The most frustrating part of fitting glasses is fitting progressive addition lenses and the resulting problem with lens wearer rejections, non-adaptation, and high re-do rates caused by ill-fitting PALs.

Key Points

It seems that no matter how accurate the pupillary distance (PD) measurements taken with a corneal reflection pupilometer (CRP), a significant number of PAL wearers report feeling uncomfortable with their new lenses.

PAL wearers have made complaints, such as "not being able to find an area that had good vision" or being "able to see with only one eye at a time." These and other disparaging remarks stem from wearers' frustration with never being visually comfortable with the PAL-style bifocal.

Lens manufacturers have wrongly assumed that one of the major problems with PAL fitting was having segment placement errors produced by using inaccurate PD measurements, causing the lens wearer's rejection of this type of lens.

The PD measurement has been used since the beginning of the optical industry as a guide to placement of ophthalmic lenses in a frame, giving each lens wearer a customized pair of lenses. Today, however, the PD measurement has little value where accurate placement of a PAL is essential for success.

The right tool for the job

The need for a more accurate PD measurement was addressed by developing the corneal reflection pupillometer (CRP). This device, still widely used today, measures the distance between two pinpoints of light reflected off the corneas, determining the distance between the lens wearer's two pupillary axes.

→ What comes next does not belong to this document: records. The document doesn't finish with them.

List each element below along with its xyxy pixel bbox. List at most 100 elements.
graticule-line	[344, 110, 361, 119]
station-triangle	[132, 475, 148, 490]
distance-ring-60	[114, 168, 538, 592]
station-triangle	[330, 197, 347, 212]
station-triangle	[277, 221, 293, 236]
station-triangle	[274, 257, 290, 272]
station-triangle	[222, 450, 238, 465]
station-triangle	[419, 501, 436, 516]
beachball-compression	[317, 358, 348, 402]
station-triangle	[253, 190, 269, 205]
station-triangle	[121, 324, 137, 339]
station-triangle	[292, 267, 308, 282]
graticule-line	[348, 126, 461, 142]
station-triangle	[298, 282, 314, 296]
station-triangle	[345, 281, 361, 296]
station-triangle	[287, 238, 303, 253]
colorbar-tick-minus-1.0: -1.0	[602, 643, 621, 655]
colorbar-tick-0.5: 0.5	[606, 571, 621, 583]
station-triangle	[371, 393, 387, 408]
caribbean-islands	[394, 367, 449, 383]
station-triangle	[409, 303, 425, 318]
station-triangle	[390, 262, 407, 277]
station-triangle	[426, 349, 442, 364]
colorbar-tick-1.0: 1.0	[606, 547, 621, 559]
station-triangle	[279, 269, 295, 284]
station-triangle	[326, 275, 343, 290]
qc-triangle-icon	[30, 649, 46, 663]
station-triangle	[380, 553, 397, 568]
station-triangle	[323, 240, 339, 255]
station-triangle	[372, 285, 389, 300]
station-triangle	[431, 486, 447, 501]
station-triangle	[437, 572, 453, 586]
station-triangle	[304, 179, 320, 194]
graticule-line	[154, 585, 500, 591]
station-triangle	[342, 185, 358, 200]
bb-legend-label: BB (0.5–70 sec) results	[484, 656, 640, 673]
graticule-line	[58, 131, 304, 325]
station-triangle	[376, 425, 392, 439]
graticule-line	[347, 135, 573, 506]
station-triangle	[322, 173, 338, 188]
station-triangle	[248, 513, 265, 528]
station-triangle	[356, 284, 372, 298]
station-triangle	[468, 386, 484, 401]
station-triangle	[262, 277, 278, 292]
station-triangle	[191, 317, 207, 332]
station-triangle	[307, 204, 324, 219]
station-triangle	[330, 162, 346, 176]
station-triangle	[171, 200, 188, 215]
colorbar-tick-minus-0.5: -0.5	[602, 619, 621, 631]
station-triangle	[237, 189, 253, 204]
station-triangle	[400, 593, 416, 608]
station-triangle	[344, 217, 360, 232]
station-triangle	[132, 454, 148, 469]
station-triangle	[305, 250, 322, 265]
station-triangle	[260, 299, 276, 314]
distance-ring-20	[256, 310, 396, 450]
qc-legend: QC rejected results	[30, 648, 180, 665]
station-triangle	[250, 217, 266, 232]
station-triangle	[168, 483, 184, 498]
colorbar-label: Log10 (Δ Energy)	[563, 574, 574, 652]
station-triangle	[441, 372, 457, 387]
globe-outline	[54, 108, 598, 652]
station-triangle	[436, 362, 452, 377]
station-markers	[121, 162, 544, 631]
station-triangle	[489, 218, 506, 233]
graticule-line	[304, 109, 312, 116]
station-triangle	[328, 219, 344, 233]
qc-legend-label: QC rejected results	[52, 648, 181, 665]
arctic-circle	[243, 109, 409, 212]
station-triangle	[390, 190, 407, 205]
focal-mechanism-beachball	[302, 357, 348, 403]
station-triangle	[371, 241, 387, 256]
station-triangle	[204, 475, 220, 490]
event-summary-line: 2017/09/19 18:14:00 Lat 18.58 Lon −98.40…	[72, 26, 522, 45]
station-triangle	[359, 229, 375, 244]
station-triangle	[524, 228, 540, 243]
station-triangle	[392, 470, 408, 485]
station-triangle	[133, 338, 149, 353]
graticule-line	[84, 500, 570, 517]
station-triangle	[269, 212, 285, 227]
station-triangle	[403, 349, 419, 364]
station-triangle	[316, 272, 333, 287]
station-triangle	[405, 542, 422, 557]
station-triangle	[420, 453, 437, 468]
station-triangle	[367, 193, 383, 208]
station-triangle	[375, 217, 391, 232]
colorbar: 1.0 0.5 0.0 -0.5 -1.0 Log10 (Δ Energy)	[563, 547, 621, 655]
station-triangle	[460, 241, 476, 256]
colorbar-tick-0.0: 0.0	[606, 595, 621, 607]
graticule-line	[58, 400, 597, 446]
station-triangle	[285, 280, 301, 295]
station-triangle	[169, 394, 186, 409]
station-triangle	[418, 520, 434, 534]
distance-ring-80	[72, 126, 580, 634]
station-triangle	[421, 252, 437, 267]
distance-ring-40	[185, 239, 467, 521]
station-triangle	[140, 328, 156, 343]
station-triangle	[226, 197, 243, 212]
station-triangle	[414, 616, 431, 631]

The CRP produces a very accurate and repeatable measurement of the spacing of the pupillary axes of a lens wearer's eyes. This is the most common measurement used to place a progressive add lens in an individual's frame. The end result of using this CRP measurement is that the progressive lens segments end up centered on the lens wearer's pupillary axes.

The fundamental flaw in this process is that the PAL segment needs to be centered on the visual axis, not the pupillary axis, to achieve a successful fit with this style of lens with narrow segments.